Всего, Борис Николаевич, хочу доложить совещанию… жаль, что здесь нет Егора Тимуровича, болен, мне сказали, всего… по приглашению нашего Госкомимущества в Россию нынче явились почти двести иностранных консультантов – целый десант, можно сказать, огромная колонна иностранцев, преимущественно – американские граждане. Всё это, – Лужков опять повысил голос, – всё это становится тревожным и требует обсуждения. Требует, я считаю, соответствующих решений. Не хочу, чтобы мы устраивали какую-то чрезвычайщину, но мы видим, что раньше самих русских к русским же пирогам подоспели из-за океана кадровые военные. Называю имена: господин Бойл, координатор… Господа Христофер, Шаробель, Аккерман, Фишер… – Лужков даже не заглянул в листок, лежавший перед ним на столе, говорил по памяти. – Поселились, значит, в Москве, в лучших гостиницах, постоянно встречаются с Гайдаром, Чубайсом, Нечаевым и особенно с господином Авеном Петром Олеговичем… Я верно говорю, господин Авен?
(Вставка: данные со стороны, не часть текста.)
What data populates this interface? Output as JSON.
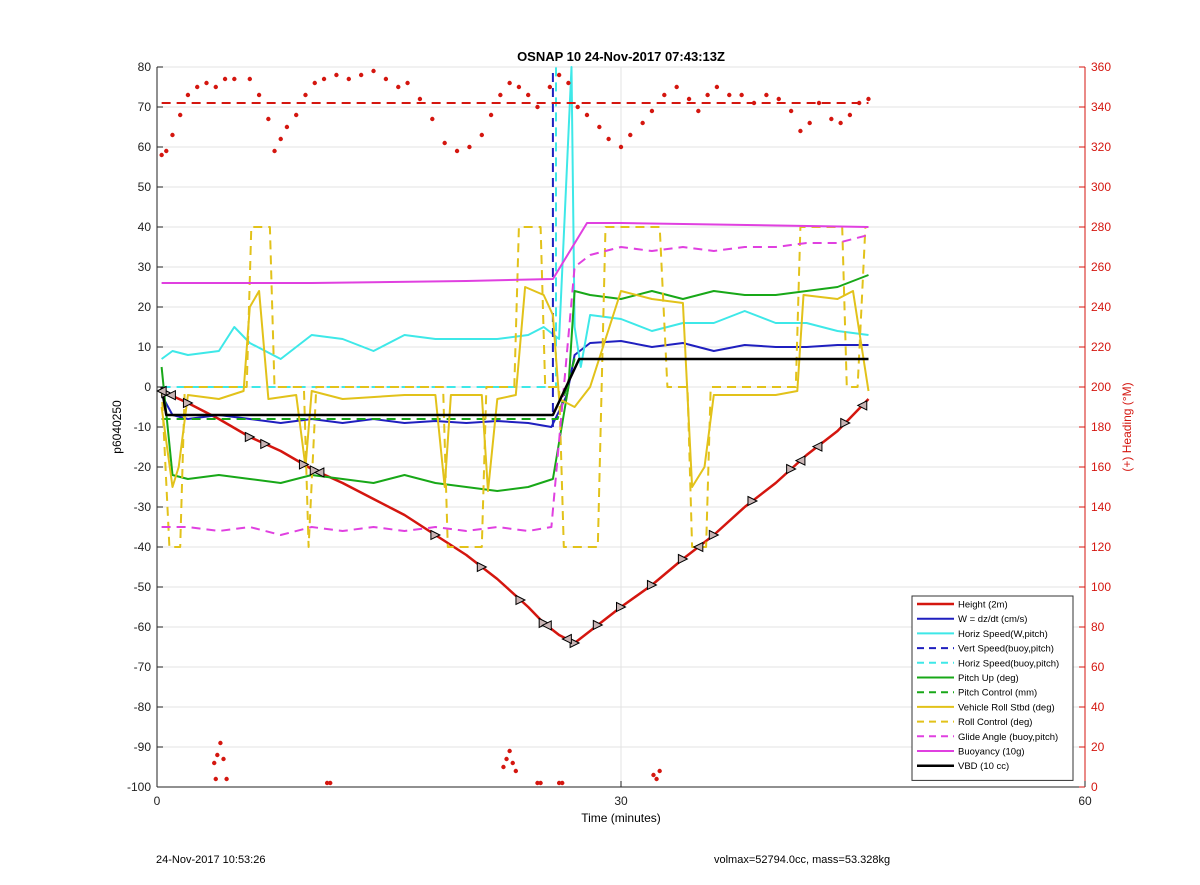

– Верно, Юрий Михайлович, очень верно, мы им, врагам нашим злокозненным, ещё и денежки платим… по договорам… – Пётр Авен, бывший министр внешнеэкономических связей, теперь – президент компании «Фин-Па» («Финансы П. Авена»), хотел было что-то ещё сказать, но в его сторону никто даже не обернулся, все смотрели только на Лужкова…
– Американцы имеют, Борис Николаевич, – Лужков на Авена тоже не обратил никакого внимания, – неограниченный доступ к любой информации. Включая стра-те-гические, – Лужков подчеркнул, – стратегические объекты… Имеют доступ к оборонке, к заводам, к трубопроводам… нефтяным и газовым, к ядерным хранилищам, атомным бомбам и межконтинентальным ракетам…
Ельцин повернулся. Он всё время стоял спиной у окна, как в засаде, смотрел на Красную площадь. Лицо его кривилось, но Ельцин молчал – ждал, что будет дальше.
На самом деле он довольно часто терялся, брал паузу – и молчал, не зная, что сказать. Черта людей, которые редко верят даже сами себе.
Лужков смотрел только на Ельцина. Ему почему-то казалось, что Ельцин знает о приватизации далеко не всё, что Гайдар, Чубайс, Нечаев, министр экономики, но – самое главное – контрразведка, Баранников скрывают от него всю правду о положении дел в экономике страны…
– Таким образом… я заканчиваю… одно из двух, извините меня – «Либо Христово учение есть ложь, либо все мы – жестокие наглецы, называя себя христианами». Я о приватизации. Од-но из двух, товарищи…
Лужков повысил голос.
– Приведу пример… У моего заместителя по экономике города, где находятся, хочу напомнить, такие объекты, как «Салют», «Знамя», тот же ЗИЛ с его секретными цехами, «НИИ теплотехники», «НИИ эластомеров», по-прежнему нет доступа к секретам не только первой, но и второй категории. Не говоря уже, естественно, о категории особой государственной важности. Но у господина Шаробеля, полковника американской армии, консультанта Госкомимущества, такой доступ… пусть не официально, конечно, но – по факту – есть!